How to effectively block Sogou spider from crawling your website content?
Method 1: Use the robots.txt file
To prevent Sogou spider from crawling your website content, you can achieve this by creating a robots.txt file. Add the following content to the file:
User-agent: Sogou web spider
Disallow: /
User-agent: sogou spider
Disallow: /
User-agent: *
Disallow:
Because it is not certain whether it is sogou spider or Sogou web spider, two lines are written. Other search engines usually specify their spider names in related articles, but Sogou does not, which also shows its side. Upload the file to the root directory of the website to take effect. However, it should be noted that Sogou spider sometimes does not abide by the robots.txt file protocol, so it is still possible for it to crawl.

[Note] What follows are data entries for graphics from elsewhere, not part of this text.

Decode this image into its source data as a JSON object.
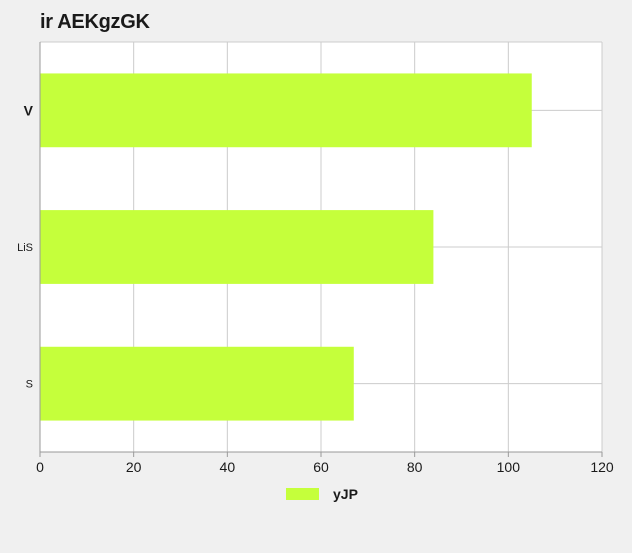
{
  "chart_data": {
    "type": "bar",
    "orientation": "horizontal",
    "title": "ir AEKgzGK",
    "categories": [
      "V",
      "LiS",
      "S"
    ],
    "series": [
      {
        "name": "yJP",
        "values": [
          105,
          84,
          67
        ],
        "color": "#c5ff3b"
      }
    ],
    "xlabel": "",
    "ylabel": "",
    "xlim": [
      0,
      120
    ],
    "xticks": [
      0,
      20,
      40,
      60,
      80,
      100,
      120
    ],
    "grid": true,
    "legend": "bottom-center"
  }
}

Method 2: Use the .htaccess file
In conjunction with the robots.txt file, you can create a new .htaccess file. The file name is .htaccess, and add the following content in the file:
#block spider
\
order allow,deny
#Sogou block
deny from 220.181.125.71
deny from 220.181.125.68
deny from 220.181.125.69
deny from 220.181.94.235
deny from 220.181.94.233
deny from 220.181.94.236
deny from 220.181.19.84
allow from all
</LIMIT>
Upload the file to the root directory of the website. The listed IP addresses are all from the Sogou spider. Because they frequently change, new IP addresses can be added at any time.